I became passionate about security because it matters in the most personal of ways: how we feel when we leave home, travel to meet friends, walk back from work, and, ultimately, how we feel the moment we arrive at our front door. But in my conversations -  with women colleagues, friends and customers - it became clear that many of the accepted assumptions about safety simply didn't reflect reality.

That's why earlier this year, Ultion published research exploring how women feel about safety after dark. What we found isn't just a set of statistics; it's a narrative about how women adapt their lives in response to fear. More than two-thirds of women reported feeling less safe when the nights draw in, and many adjust their routines - avoiding social plans, altering routes home, calling someone on a walk back - simply to feel safer. Crucially, a significant proportion say the moment they most feel vulnerable is approaching their own front door, fumbling for keys in the dark.

Those insights haven't just shaped our research agenda - they've shaped my view on what smart security must be. Smart technology, from keyless access to app-enabled locks, isn't about bells and whistles. It's about eliminating moments of vulnerability that most of us have learned to tolerate as part of everyday life.

As a woman in this industry, I've also learned that challenging norms isn't optional - it's essential. I've often been the only woman in the room, navigating conversations about engineering, testing, and innovation while bringing the lived experience of real security needs to the table.

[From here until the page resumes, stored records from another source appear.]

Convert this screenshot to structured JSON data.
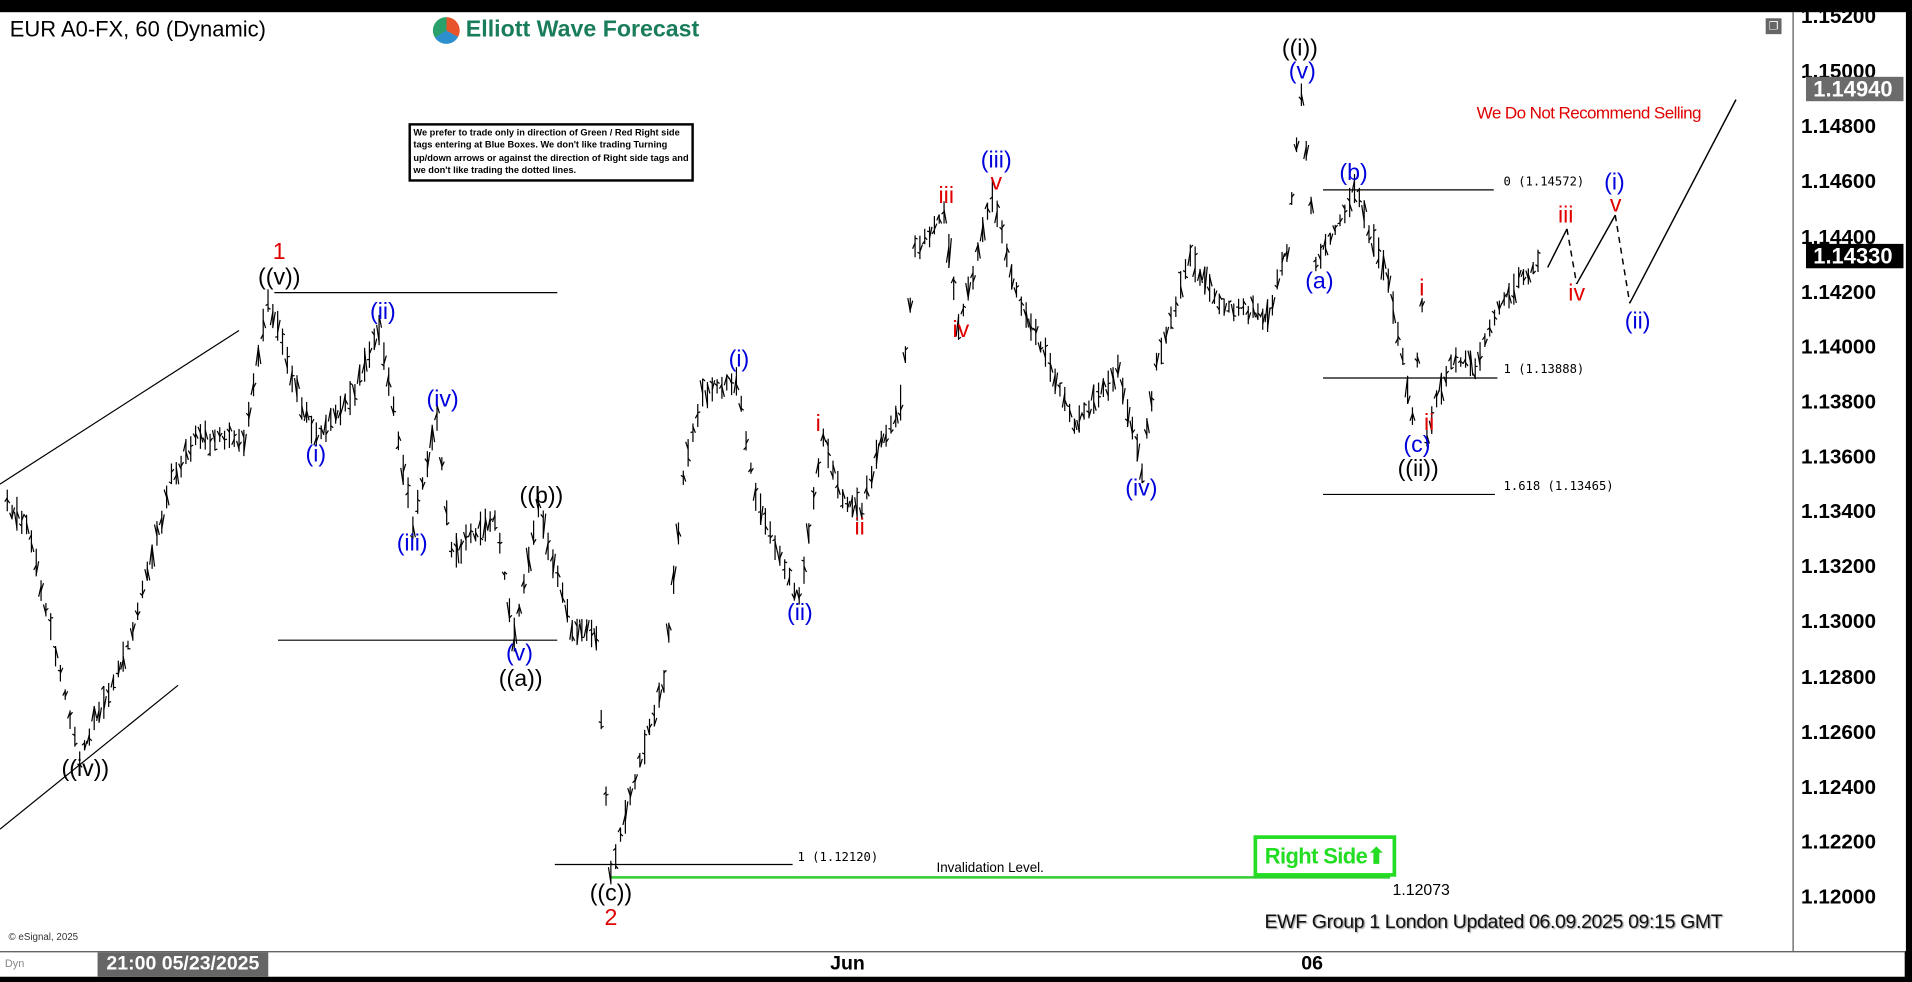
{
  "header": {
    "symbol_title": "EUR A0-FX, 60 (Dynamic)",
    "logo_text": "Elliott Wave Forecast",
    "restore_icon": "window-restore-icon"
  },
  "disclaimer": "We prefer to trade only in direction of Green / Red Right side tags entering at Blue Boxes. We don't like trading Turning up/down arrows or against the direction of Right side tags and we don't like trading the dotted lines.",
  "recommendation": "We Do Not Recommend Selling",
  "right_side_tag": {
    "label": "Right Side",
    "arrow": "⬆",
    "color": "#22dd22"
  },
  "footer": {
    "updated": "EWF Group 1 London Updated 06.09.2025 09:15 GMT",
    "copyright": "© eSignal, 2025",
    "dyn_label": "Dyn"
  },
  "colors": {
    "wave_red": "#e00000",
    "wave_blue": "#0000dd",
    "wave_black": "#000000",
    "invalidation": "#33cc33",
    "last_price_tag": "#000000",
    "high_tag": "#6b6b6b"
  },
  "chart_data": {
    "type": "ohlc-bar",
    "symbol": "EUR A0-FX",
    "interval": "60",
    "price_axis": {
      "ticks": [
        "1.15200",
        "1.15000",
        "1.14800",
        "1.14600",
        "1.14400",
        "1.14200",
        "1.14000",
        "1.13800",
        "1.13600",
        "1.13400",
        "1.13200",
        "1.13000",
        "1.12800",
        "1.12600",
        "1.12400",
        "1.12200",
        "1.12000"
      ],
      "range": [
        1.1188,
        1.1525
      ]
    },
    "time_axis": {
      "current_label": "21:00 05/23/2025",
      "labels": [
        "Jun",
        "06"
      ]
    },
    "price_tags": {
      "high": "1.14940",
      "last": "1.14330"
    },
    "price_path": [
      [
        "2025-05-21 18:00",
        1.1342
      ],
      [
        "2025-05-21 22:00",
        1.1336
      ],
      [
        "2025-05-22 09:00",
        1.1251
      ],
      [
        "2025-05-22 20:00",
        1.1296
      ],
      [
        "2025-05-23 04:00",
        1.1353
      ],
      [
        "2025-05-23 09:00",
        1.1367
      ],
      [
        "2025-05-23 19:00",
        1.1367
      ],
      [
        "2025-05-26 00:00",
        1.1418
      ],
      [
        "2025-05-26 06:00",
        1.1384
      ],
      [
        "2025-05-26 10:00",
        1.1367
      ],
      [
        "2025-05-26 18:00",
        1.1384
      ],
      [
        "2025-05-26 23:00",
        1.1407
      ],
      [
        "2025-05-27 06:00",
        1.1336
      ],
      [
        "2025-05-27 11:00",
        1.1373
      ],
      [
        "2025-05-27 14:00",
        1.1325
      ],
      [
        "2025-05-27 23:00",
        1.1338
      ],
      [
        "2025-05-28 03:00",
        1.1296
      ],
      [
        "2025-05-28 08:00",
        1.1341
      ],
      [
        "2025-05-28 15:00",
        1.1298
      ],
      [
        "2025-05-28 20:00",
        1.1296
      ],
      [
        "2025-05-28 23:00",
        1.1208
      ],
      [
        "2025-05-29 04:00",
        1.1243
      ],
      [
        "2025-05-29 10:00",
        1.1278
      ],
      [
        "2025-05-29 14:00",
        1.1353
      ],
      [
        "2025-05-29 18:00",
        1.1382
      ],
      [
        "2025-05-30 01:00",
        1.1389
      ],
      [
        "2025-05-30 05:00",
        1.1345
      ],
      [
        "2025-05-30 14:00",
        1.1309
      ],
      [
        "2025-05-30 19:00",
        1.1367
      ],
      [
        "2025-06-01 23:00",
        1.1345
      ],
      [
        "2025-06-02 03:00",
        1.1342
      ],
      [
        "2025-06-02 06:00",
        1.1362
      ],
      [
        "2025-06-02 11:00",
        1.138
      ],
      [
        "2025-06-02 14:00",
        1.1435
      ],
      [
        "2025-06-02 20:00",
        1.1449
      ],
      [
        "2025-06-02 23:00",
        1.1407
      ],
      [
        "2025-06-03 06:00",
        1.1455
      ],
      [
        "2025-06-03 10:00",
        1.1424
      ],
      [
        "2025-06-03 18:00",
        1.1393
      ],
      [
        "2025-06-03 23:00",
        1.1371
      ],
      [
        "2025-06-04 08:00",
        1.1391
      ],
      [
        "2025-06-04 13:00",
        1.1356
      ],
      [
        "2025-06-04 16:00",
        1.1393
      ],
      [
        "2025-06-04 23:00",
        1.1433
      ],
      [
        "2025-06-05 05:00",
        1.1415
      ],
      [
        "2025-06-05 15:00",
        1.1411
      ],
      [
        "2025-06-05 19:00",
        1.1435
      ],
      [
        "2025-06-05 22:00",
        1.1494
      ],
      [
        "2025-06-06 01:00",
        1.1429
      ],
      [
        "2025-06-06 09:00",
        1.1457
      ],
      [
        "2025-06-06 16:00",
        1.1424
      ],
      [
        "2025-06-08 21:00",
        1.1376
      ],
      [
        "2025-06-08 23:00",
        1.1415
      ],
      [
        "2025-06-09 00:00",
        1.1369
      ],
      [
        "2025-06-09 05:00",
        1.1396
      ],
      [
        "2025-06-09 10:00",
        1.1393
      ],
      [
        "2025-06-09 15:00",
        1.1415
      ],
      [
        "2025-06-10 00:00",
        1.1433
      ]
    ],
    "projection": [
      {
        "from": [
          "2025-06-10 01:00",
          1.1429
        ],
        "to": [
          "2025-06-10 05:00",
          1.1443
        ],
        "style": "solid"
      },
      {
        "from": [
          "2025-06-10 05:00",
          1.1443
        ],
        "to": [
          "2025-06-10 07:00",
          1.1423
        ],
        "style": "dashed"
      },
      {
        "from": [
          "2025-06-10 07:00",
          1.1423
        ],
        "to": [
          "2025-06-10 15:00",
          1.1448
        ],
        "style": "solid"
      },
      {
        "from": [
          "2025-06-10 15:00",
          1.1448
        ],
        "to": [
          "2025-06-10 18:00",
          1.1416
        ],
        "style": "dashed"
      },
      {
        "from": [
          "2025-06-10 18:00",
          1.1416
        ],
        "to": [
          "2025-06-11 16:00",
          1.149
        ],
        "style": "solid"
      }
    ],
    "levels": [
      {
        "label": "0 (1.14572)",
        "price": 1.14572
      },
      {
        "label": "1 (1.13888)",
        "price": 1.13888
      },
      {
        "label": "1.618 (1.13465)",
        "price": 1.13465
      },
      {
        "label": "1 (1.12120)",
        "price": 1.1212
      },
      {
        "label": "Invalidation Level.",
        "value_label": "1.12073",
        "price": 1.12073
      }
    ],
    "wave_labels": [
      {
        "text": "1",
        "color": "red"
      },
      {
        "text": "((v))",
        "color": "black"
      },
      {
        "text": "(ii)",
        "color": "blue"
      },
      {
        "text": "(i)",
        "color": "blue"
      },
      {
        "text": "(iv)",
        "color": "blue"
      },
      {
        "text": "(iii)",
        "color": "blue"
      },
      {
        "text": "((b))",
        "color": "black"
      },
      {
        "text": "(v)",
        "color": "blue"
      },
      {
        "text": "((a))",
        "color": "black"
      },
      {
        "text": "((iv))",
        "color": "black"
      },
      {
        "text": "((c))",
        "color": "black"
      },
      {
        "text": "2",
        "color": "red"
      },
      {
        "text": "(i)",
        "color": "blue"
      },
      {
        "text": "(ii)",
        "color": "blue"
      },
      {
        "text": "i",
        "color": "red"
      },
      {
        "text": "ii",
        "color": "red"
      },
      {
        "text": "iii",
        "color": "red"
      },
      {
        "text": "iv",
        "color": "red"
      },
      {
        "text": "v",
        "color": "red"
      },
      {
        "text": "(iii)",
        "color": "blue"
      },
      {
        "text": "(iv)",
        "color": "blue"
      },
      {
        "text": "((i))",
        "color": "black"
      },
      {
        "text": "(v)",
        "color": "blue"
      },
      {
        "text": "(a)",
        "color": "blue"
      },
      {
        "text": "(b)",
        "color": "blue"
      },
      {
        "text": "i",
        "color": "red"
      },
      {
        "text": "ii",
        "color": "red"
      },
      {
        "text": "(c)",
        "color": "blue"
      },
      {
        "text": "((ii))",
        "color": "black"
      },
      {
        "text": "iii",
        "color": "red"
      },
      {
        "text": "(i)",
        "color": "blue"
      },
      {
        "text": "v",
        "color": "red"
      },
      {
        "text": "iv",
        "color": "red"
      },
      {
        "text": "(ii)",
        "color": "blue"
      }
    ]
  }
}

That perspective, forged through both professional expertise and personal experience, is where true innovation starts.

But progress extends beyond any one company; we need more women in tech, particularly in leadership roles, not as tokens, but as drivers of change. The world's most pressing security challenges, whether at home, at work, or online, cannot be solved by homogeneous thinking. Technology is never truly safe unless the people who build it reflect the people who use it.

This International Women's Day, let's celebrate the women who have already opened doors, both literally and figuratively, and make a collective commitment to widening the path ahead. Let's champion equity in tech not because it's a box to be ticked, but because it results in products that genuinely make lives safer and more inclusive.